Let $x(t)$ be a non-negative time-dependent random variable. It is known that $x(t)$ is stationary, meaning that the probability distribution is the same for all times. However, it is autocorrelated, meaning that the future values of $x$ do to some extent depend on their past. $x(t)$ can be assumed somewhat smooth, but not much is known about it.
Let $y(t)$ be its convolution with a certain kernel $k(t)$, namely
$$y(t) = k*x = \int_{-\infty}^{\infty} k(\tau) x(t - \tau) d\tau$$
About the kernel it is known that it is causal ($k(t) = 0 \; \forall t < 0$), smooth and positive ($k(t) > 0 \; \forall t \geq 0$). Interpreting the kernel as a probability distribution, we can find its first two moments
$$\mu_k = \int_{-\infty}^{\infty} t k(t) dt$$ $$\sigma^2_k = \int_{-\infty}^{\infty} (t - \mu_k)^2 k(t) dt$$
The exact shape of the kernel is not known a priori, but the standard deviation $\sigma_k$ is known, and is guaranteed to be positive. It is also known that $\mu_k \approx \sigma_k$, but exact equality cannot be assumed.
$y(t)$ is known, and the goal of this question is to make some statements about the autocorrelation function of $y(t)$. Autocorrelation of a stationary process defined as
$$ R_y(\Delta t) = E[(y(t) - \mu_y)(y(t+\Delta t) - \mu_y)] = E[(y(t)y(t+\Delta t)] - \mu_y^2$$
where $\mu_y = E[y(t)] = E[x(t)] = \mu_x$, because $k(t)$ is normalized.
The preliminary step is relating $R_y$ and $R_x$. As has been shown here,
$$R_y = (k * k) * R_x = R_h * R_x$$
Questions:
- Can it be shown that $R_y(\Delta t) > R_x(\Delta t) \;\; \forall \Delta t > 0$? It would be logical that a smoothened function would have higher autocorrelation than the original.
- In case there are some distributions of $x(t)$ for which 1. is not true, it would be great to see an example, given that, for example, $k(t)$ is an exponential distribution.
- Most importantly, I am interested in lower-bounding $R_y$ as function of $\Delta t$ and $\sigma_k$
EDIT: Here is an example. In the image below we simulate some signals for the duration of 10s with timestep of 1ms. x-axis will always denote time. Pay attention to the numbers on the x-axis. Sometimes I will only show the very beginning of the dynamics to better resolve it, then one may assume that the behaviour for the rest of the time is comparable.
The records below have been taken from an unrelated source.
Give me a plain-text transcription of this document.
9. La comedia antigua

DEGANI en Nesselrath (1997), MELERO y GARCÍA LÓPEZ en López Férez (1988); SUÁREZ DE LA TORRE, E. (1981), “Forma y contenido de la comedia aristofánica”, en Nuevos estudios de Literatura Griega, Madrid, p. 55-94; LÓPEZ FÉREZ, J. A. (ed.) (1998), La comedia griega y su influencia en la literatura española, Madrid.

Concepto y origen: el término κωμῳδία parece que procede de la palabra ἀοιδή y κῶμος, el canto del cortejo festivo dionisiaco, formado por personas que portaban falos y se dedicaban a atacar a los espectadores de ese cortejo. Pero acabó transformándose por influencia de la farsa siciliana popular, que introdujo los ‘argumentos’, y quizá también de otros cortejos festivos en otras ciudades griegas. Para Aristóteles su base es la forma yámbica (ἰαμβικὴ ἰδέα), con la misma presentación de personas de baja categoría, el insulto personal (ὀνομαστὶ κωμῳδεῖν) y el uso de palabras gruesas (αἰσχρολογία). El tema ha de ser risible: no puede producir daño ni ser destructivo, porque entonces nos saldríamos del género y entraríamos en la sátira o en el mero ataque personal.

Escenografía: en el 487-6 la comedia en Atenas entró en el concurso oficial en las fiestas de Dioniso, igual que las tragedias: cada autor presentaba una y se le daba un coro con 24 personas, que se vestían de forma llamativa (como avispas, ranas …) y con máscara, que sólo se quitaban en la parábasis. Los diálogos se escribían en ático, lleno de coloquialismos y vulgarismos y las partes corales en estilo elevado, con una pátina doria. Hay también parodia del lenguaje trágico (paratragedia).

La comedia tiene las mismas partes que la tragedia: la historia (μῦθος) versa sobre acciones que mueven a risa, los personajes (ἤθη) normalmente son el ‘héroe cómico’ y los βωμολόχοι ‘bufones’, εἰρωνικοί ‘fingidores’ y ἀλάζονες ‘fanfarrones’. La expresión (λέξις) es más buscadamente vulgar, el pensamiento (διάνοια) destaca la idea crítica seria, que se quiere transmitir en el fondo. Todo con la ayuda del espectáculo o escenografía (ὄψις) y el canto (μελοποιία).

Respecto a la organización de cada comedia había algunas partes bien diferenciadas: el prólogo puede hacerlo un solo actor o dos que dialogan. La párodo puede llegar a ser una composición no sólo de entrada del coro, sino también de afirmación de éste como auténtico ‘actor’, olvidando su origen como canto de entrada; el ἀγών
First row is the source signal $x(t)$ which is white noise in this example, as well as its autocorrelation. AC has a strong peak at t=0 and small fluctuations around zero for other times. In the second row we convolve $x(t)$ with an exponential kernel $k(t)$ of timescale $\tau = 0.4$s. Its autocorrelation should now be a smoothly decaying exponential as well (we see some fluctuations due to finite data size). In the 3rd row we consider a different source signal $x'(t)$, that is convolved with the inverse of $k(t)$. For this we compute the inverse kernel, plot it, as well as plot the new source signal and its autocorrelation. It can be seen that the inverse of the exponential distribution is a single timestep "pulse" - oscillation of very high magnitude and very low timescale, something that I would consider pathological and unplausible for real data. Finally the last row shows that if $k(t)$ is applied to the source signal $x'(t)$, the resulting signal is white noise, as expected by design.
So, in this example, the power spectrum of the convolved signal is more narrow than that of the original signal, which contradicts the hypothesis of my Q1. However, the associated source signal is pathological, and does not fit the assumption of being smooth (i.e. lipshitz-continuous) at least to some extent.
So, the refined version of Q1 is to find the conditions under which the hypothesis holds. Are there examples of smooth source functions which Q1 is violated. What if the autocorrelation of the source signal can be assumed to be non-negative?

(1) does not hold in general. For any kernel $k(\tau)$, let $K(\omega), \omega \in \mathbb{R}$, be its Fourier transform (assuming it exists, which is indeed the case for the "well behaved" kernels you are considering). Now, by textbook theory on filtering (wide sense) stationary random processes, the power spectral density of $y(t)$, $S_y(\omega)$, will be equal to $$ S_y(\omega)=|K(\omega)|^2 S_x(\omega), $$ where $S_x(\omega)$ is the power spectral density of $x(t)$. Now, assuming that $|K(\omega)|>0, \forall \omega$, if $S_x(\omega)=1/(|K(\omega)|^2),\forall \omega$, it follows that $S_y(\omega)=1, \forall \omega$. But this means that $R_y(\Delta t) = 0, \forall \Delta t>0$ (i.e., $y(t)$ is a white process) and, therefore, there should be a $\tau$ such that $R_x(\tau) \geq R_y(\tau)=0$.